Le patron de la police lyonnaise a fidèlement relayé la position du ministère de l’Intérieur. En substance : le mail est "inadmissible", une enquête interne est diligentée, des sanctions seront rapidement prises. En revanche, aucune explication n’a été donnée sur le contexte qui entoure cette fameuse demande adressée au conseil régional. "Le SDIG est chargé d’informer les autorités de l’Etat sur les domaines économiques, sociaux, dans ce cadre il procède à des études" s’est limité à dire le patron de la police lyonnaise.

Parmi les policiers de base, tout le monde reconnaît "une erreur", voire "une faute professionnelle" dans la formulation écrite d’une telle demande. Quand à savoir s’il faut tout mettre sur le dos d’un fonctionnaire isolé, la réalité est plus complexe.

Une note officielle, signée du directeur de cabinet du préfet délégué à la sécurité du Rhône, est titrée "Islam radical". Elle est datée du 26 septembre, dix jours après le mail qui fait polémique. Mais elle confirme le contenu d’une réunion qui remonte au 8 septembre.

On comprend que ce jour là, la préfecture a donné la consigne aux services départementaux de police et de gendarmerie de mener une enquête sur l’évolution du "prosélytisme religieux". Plus précisément, la note évoque une "inquiétude" des élus face à une montée présumée du "communautarisme musulman". Et le document exige un retour "pour la fin du mois".

Cette consigne a été relayée auprès des services concernés, ce qui a déclenché des investigations auprès de nombreux organismes et collectivités.
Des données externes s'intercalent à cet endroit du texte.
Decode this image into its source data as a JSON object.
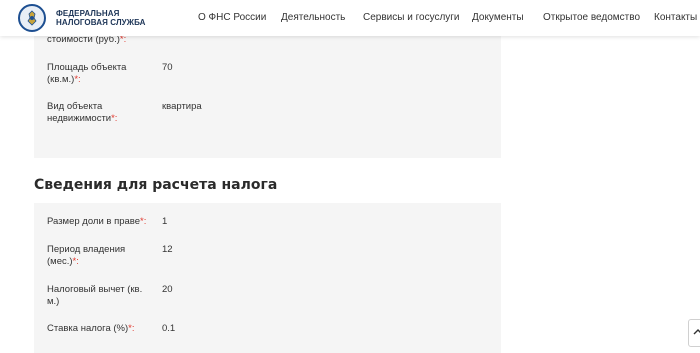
{
  "header": {
    "logo_line1": "ФЕДЕРАЛЬНАЯ",
    "logo_line2": "НАЛОГОВАЯ СЛУЖБА",
    "nav": [
      "О ФНС России",
      "Деятельность",
      "Сервисы и госуслуги",
      "Документы",
      "Открытое ведомство",
      "Контакты"
    ]
  },
  "object_section": {
    "rows": [
      {
        "label": "стоимости (руб.)",
        "required": "*:",
        "value": ""
      },
      {
        "label": "Площадь объекта (кв.м.)",
        "required": "*:",
        "value": "70"
      },
      {
        "label": "Вид объекта недвижимости",
        "required": "*:",
        "value": "квартира"
      }
    ]
  },
  "tax_section": {
    "title": "Сведения для расчета налога",
    "rows": [
      {
        "label": "Размер доли в праве",
        "required": "*:",
        "value": "1"
      },
      {
        "label": "Период владения (мес.)",
        "required": "*:",
        "value": "12"
      },
      {
        "label": "Налоговый вычет (кв. м.)",
        "required": "",
        "value": "20"
      },
      {
        "label": "Ставка налога (%)",
        "required": "*:",
        "value": "0.1"
      }
    ]
  },
  "icons": {
    "logo": "fns-emblem-icon",
    "scroll_top": "arrow-up-icon"
  },
  "colors": {
    "required_marker": "#e0362c",
    "panel_bg": "#f5f5f5",
    "logo_blue": "#1d4f91"
  }
}
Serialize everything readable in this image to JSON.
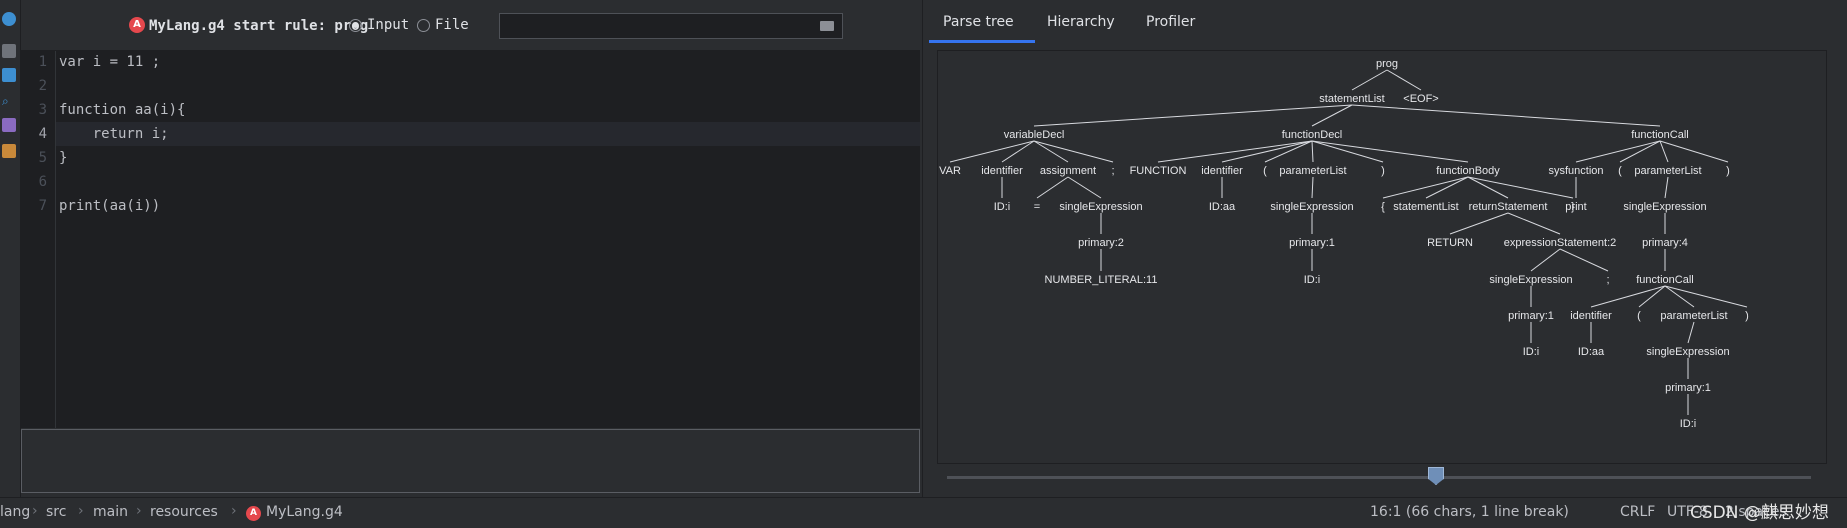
{
  "editor": {
    "rule_label": "MyLang.g4 start rule: prog",
    "input_label": "Input",
    "file_label": "File",
    "file_value": "",
    "lines": [
      {
        "n": "1",
        "text": "var i = 11 ;"
      },
      {
        "n": "2",
        "text": ""
      },
      {
        "n": "3",
        "text": "function aa(i){"
      },
      {
        "n": "4",
        "text": "    return i;"
      },
      {
        "n": "5",
        "text": "}"
      },
      {
        "n": "6",
        "text": ""
      },
      {
        "n": "7",
        "text": "print(aa(i))"
      }
    ]
  },
  "tabs": [
    "Parse tree",
    "Hierarchy",
    "Profiler"
  ],
  "tree": {
    "nodes": [
      {
        "id": "prog",
        "t": "prog"
      },
      {
        "id": "sl",
        "t": "statementList"
      },
      {
        "id": "eof",
        "t": "<EOF>"
      },
      {
        "id": "vd",
        "t": "variableDecl"
      },
      {
        "id": "fd",
        "t": "functionDecl"
      },
      {
        "id": "fc",
        "t": "functionCall"
      },
      {
        "id": "var",
        "t": "VAR"
      },
      {
        "id": "id1",
        "t": "identifier"
      },
      {
        "id": "asg",
        "t": "assignment"
      },
      {
        "id": "semi1",
        "t": ";"
      },
      {
        "id": "func",
        "t": "FUNCTION"
      },
      {
        "id": "id2",
        "t": "identifier"
      },
      {
        "id": "lp1",
        "t": "("
      },
      {
        "id": "pl1",
        "t": "parameterList"
      },
      {
        "id": "rp1",
        "t": ")"
      },
      {
        "id": "fb",
        "t": "functionBody"
      },
      {
        "id": "sysf",
        "t": "sysfunction"
      },
      {
        "id": "lp2",
        "t": "("
      },
      {
        "id": "pl2",
        "t": "parameterList"
      },
      {
        "id": "rp2",
        "t": ")"
      },
      {
        "id": "idi1",
        "t": "ID:i"
      },
      {
        "id": "eq",
        "t": "="
      },
      {
        "id": "se1",
        "t": "singleExpression"
      },
      {
        "id": "idaa1",
        "t": "ID:aa"
      },
      {
        "id": "se2",
        "t": "singleExpression"
      },
      {
        "id": "lb",
        "t": "{"
      },
      {
        "id": "sl2",
        "t": "statementList"
      },
      {
        "id": "rs",
        "t": "returnStatement"
      },
      {
        "id": "rb",
        "t": "}"
      },
      {
        "id": "print",
        "t": "print"
      },
      {
        "id": "se3",
        "t": "singleExpression"
      },
      {
        "id": "pr2",
        "t": "primary:2"
      },
      {
        "id": "pr1a",
        "t": "primary:1"
      },
      {
        "id": "ret",
        "t": "RETURN"
      },
      {
        "id": "es",
        "t": "expressionStatement:2"
      },
      {
        "id": "pr4",
        "t": "primary:4"
      },
      {
        "id": "num",
        "t": "NUMBER_LITERAL:11"
      },
      {
        "id": "idi2",
        "t": "ID:i"
      },
      {
        "id": "se4",
        "t": "singleExpression"
      },
      {
        "id": "semi2",
        "t": ";"
      },
      {
        "id": "fc2",
        "t": "functionCall"
      },
      {
        "id": "pr1b",
        "t": "primary:1"
      },
      {
        "id": "id3",
        "t": "identifier"
      },
      {
        "id": "lp3",
        "t": "("
      },
      {
        "id": "pl3",
        "t": "parameterList"
      },
      {
        "id": "rp3",
        "t": ")"
      },
      {
        "id": "idi3",
        "t": "ID:i"
      },
      {
        "id": "idaa2",
        "t": "ID:aa"
      },
      {
        "id": "se5",
        "t": "singleExpression"
      },
      {
        "id": "pr1c",
        "t": "primary:1"
      },
      {
        "id": "idi4",
        "t": "ID:i"
      }
    ],
    "edges": [
      [
        "prog",
        "sl"
      ],
      [
        "prog",
        "eof"
      ],
      [
        "sl",
        "vd"
      ],
      [
        "sl",
        "fd"
      ],
      [
        "sl",
        "fc"
      ],
      [
        "vd",
        "var"
      ],
      [
        "vd",
        "id1"
      ],
      [
        "vd",
        "asg"
      ],
      [
        "vd",
        "semi1"
      ],
      [
        "fd",
        "func"
      ],
      [
        "fd",
        "id2"
      ],
      [
        "fd",
        "lp1"
      ],
      [
        "fd",
        "pl1"
      ],
      [
        "fd",
        "rp1"
      ],
      [
        "fd",
        "fb"
      ],
      [
        "fc",
        "sysf"
      ],
      [
        "fc",
        "lp2"
      ],
      [
        "fc",
        "pl2"
      ],
      [
        "fc",
        "rp2"
      ],
      [
        "id1",
        "idi1"
      ],
      [
        "asg",
        "eq"
      ],
      [
        "asg",
        "se1"
      ],
      [
        "id2",
        "idaa1"
      ],
      [
        "pl1",
        "se2"
      ],
      [
        "fb",
        "lb"
      ],
      [
        "fb",
        "sl2"
      ],
      [
        "fb",
        "rs"
      ],
      [
        "fb",
        "rb"
      ],
      [
        "sysf",
        "print"
      ],
      [
        "pl2",
        "se3"
      ],
      [
        "se1",
        "pr2"
      ],
      [
        "se2",
        "pr1a"
      ],
      [
        "rs",
        "ret"
      ],
      [
        "rs",
        "es"
      ],
      [
        "se3",
        "pr4"
      ],
      [
        "pr2",
        "num"
      ],
      [
        "pr1a",
        "idi2"
      ],
      [
        "es",
        "se4"
      ],
      [
        "es",
        "semi2"
      ],
      [
        "pr4",
        "fc2"
      ],
      [
        "se4",
        "pr1b"
      ],
      [
        "fc2",
        "id3"
      ],
      [
        "fc2",
        "lp3"
      ],
      [
        "fc2",
        "pl3"
      ],
      [
        "fc2",
        "rp3"
      ],
      [
        "pr1b",
        "idi3"
      ],
      [
        "id3",
        "idaa2"
      ],
      [
        "pl3",
        "se5"
      ],
      [
        "se5",
        "pr1c"
      ],
      [
        "pr1c",
        "idi4"
      ]
    ]
  },
  "statusbar": {
    "breadcrumbs": [
      "lang",
      "src",
      "main",
      "resources",
      "MyLang.g4"
    ],
    "position": "16:1 (66 chars, 1 line break)",
    "line_ending": "CRLF",
    "encoding": "UTF-8",
    "indent": "2 spaces",
    "watermark": "CSDN @麒思妙想"
  }
}
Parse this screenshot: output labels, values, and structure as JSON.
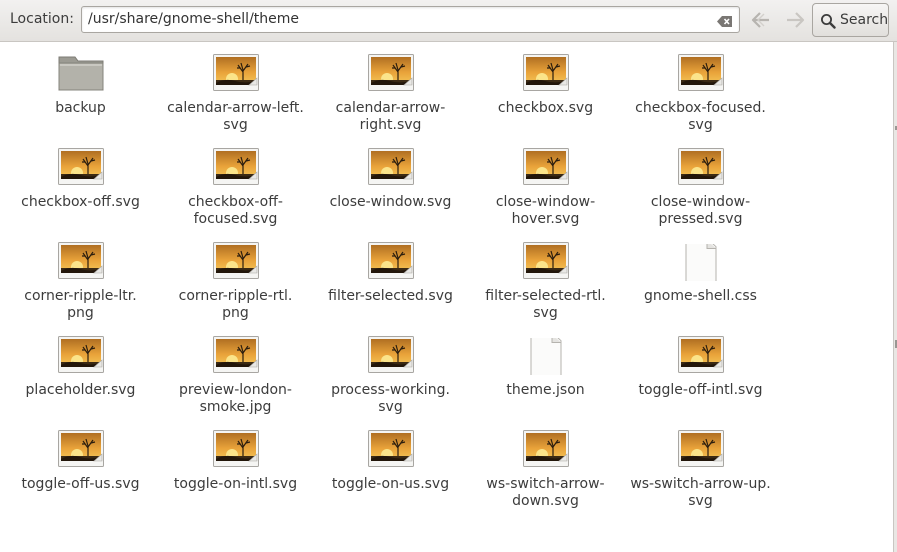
{
  "location_bar": {
    "label": "Location:",
    "path": "/usr/share/gnome-shell/theme",
    "search_label": "Search"
  },
  "files": [
    {
      "name": "backup",
      "icon": "folder-icon"
    },
    {
      "name": "calendar-arrow-left.\nsvg",
      "icon": "image-thumbnail-icon"
    },
    {
      "name": "calendar-arrow-\nright.svg",
      "icon": "image-thumbnail-icon"
    },
    {
      "name": "checkbox.svg",
      "icon": "image-thumbnail-icon"
    },
    {
      "name": "checkbox-focused.\nsvg",
      "icon": "image-thumbnail-icon"
    },
    {
      "name": "checkbox-off.svg",
      "icon": "image-thumbnail-icon"
    },
    {
      "name": "checkbox-off-\nfocused.svg",
      "icon": "image-thumbnail-icon"
    },
    {
      "name": "close-window.svg",
      "icon": "image-thumbnail-icon"
    },
    {
      "name": "close-window-\nhover.svg",
      "icon": "image-thumbnail-icon"
    },
    {
      "name": "close-window-\npressed.svg",
      "icon": "image-thumbnail-icon"
    },
    {
      "name": "corner-ripple-ltr.\npng",
      "icon": "image-thumbnail-icon"
    },
    {
      "name": "corner-ripple-rtl.\npng",
      "icon": "image-thumbnail-icon"
    },
    {
      "name": "filter-selected.svg",
      "icon": "image-thumbnail-icon"
    },
    {
      "name": "filter-selected-rtl.\nsvg",
      "icon": "image-thumbnail-icon"
    },
    {
      "name": "gnome-shell.css",
      "icon": "document-icon"
    },
    {
      "name": "placeholder.svg",
      "icon": "image-thumbnail-icon"
    },
    {
      "name": "preview-london-\nsmoke.jpg",
      "icon": "image-thumbnail-icon"
    },
    {
      "name": "process-working.\nsvg",
      "icon": "image-thumbnail-icon"
    },
    {
      "name": "theme.json",
      "icon": "document-icon"
    },
    {
      "name": "toggle-off-intl.svg",
      "icon": "image-thumbnail-icon"
    },
    {
      "name": "toggle-off-us.svg",
      "icon": "image-thumbnail-icon"
    },
    {
      "name": "toggle-on-intl.svg",
      "icon": "image-thumbnail-icon"
    },
    {
      "name": "toggle-on-us.svg",
      "icon": "image-thumbnail-icon"
    },
    {
      "name": "ws-switch-arrow-\ndown.svg",
      "icon": "image-thumbnail-icon"
    },
    {
      "name": "ws-switch-arrow-up.\nsvg",
      "icon": "image-thumbnail-icon"
    }
  ]
}
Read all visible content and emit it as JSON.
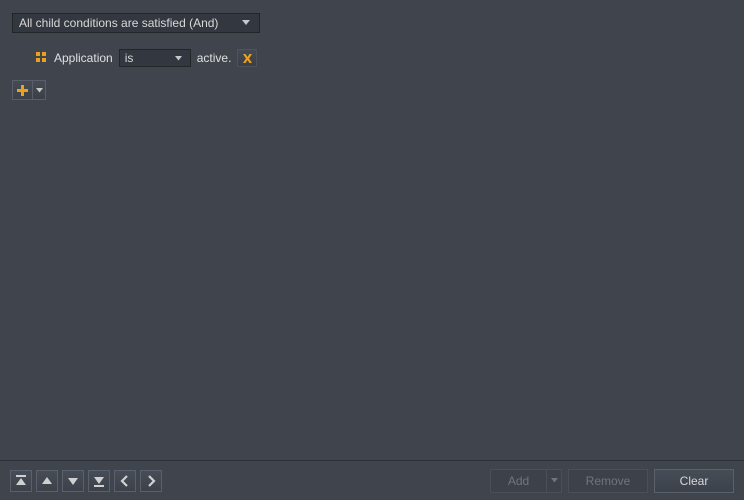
{
  "root_select": {
    "value": "All child conditions are satisfied (And)"
  },
  "condition": {
    "field_label": "Application",
    "operator_value": "is",
    "suffix_label": "active."
  },
  "buttons": {
    "add": "Add",
    "remove": "Remove",
    "clear": "Clear"
  },
  "colors": {
    "accent": "#eda11a"
  }
}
Au sein du SDIG, le fonctionnaire chargé des agents territoriaux a démarché le conseil régional, à sa manière maladroite, en évoquant de façon déformée une demande en provenance de "l’association des maires de France".

"ON NOUS POUSSE À LA CULTURE DU RÉSULTAT"

La polémique a déclenché une forte tempête dans les rangs de la police, à un moment délicat où les Renseignements généraux doivent se fondre dans une nouvelle structure. "C’est un épisode malheureux, il voulait bien faire, il n’a pas pris la portée de ce qu’il faisait sur un sujet aussi sensible", estime un ancien des RG d’un département voisin. "On n’a jamais eu de notes sur tout et n’importe quoi", dit un autre policier lyonnais.

Le syndicat UNSA police (majoritaire) est monté au créneau. "Le policier n’a pas fait cette étude sur sa propre initiative, il a fait une erreur sur la forme mais sur le fond on nous pousse à la culture du résultat, on souhaite une enquête impartiale, il ne serait pas normal qu’il paie seul l’addition", estime Thierry Clair, secrétaire régional de l’UNSA.

Jeudi soir, dans un communiqué, le Cercle des décideurs musulmans de Lyon condamnait "avec la plus grande fermeté une initiative discriminatoire totalement illégale, contraire aux valeurs républicaines et au principe de laïcité". Il appelait à ce qu’ "un terme définitif" soit mis à "de telles dérives" en réclamant des sanctions.

Les signataires de ce texte au premier rang desquels figurent Azzedine Gaci, président du conseil régional du culte musulman (CRCM) de Rhône-Alpes, demandent par ailleurs à être reçus par le président de la République.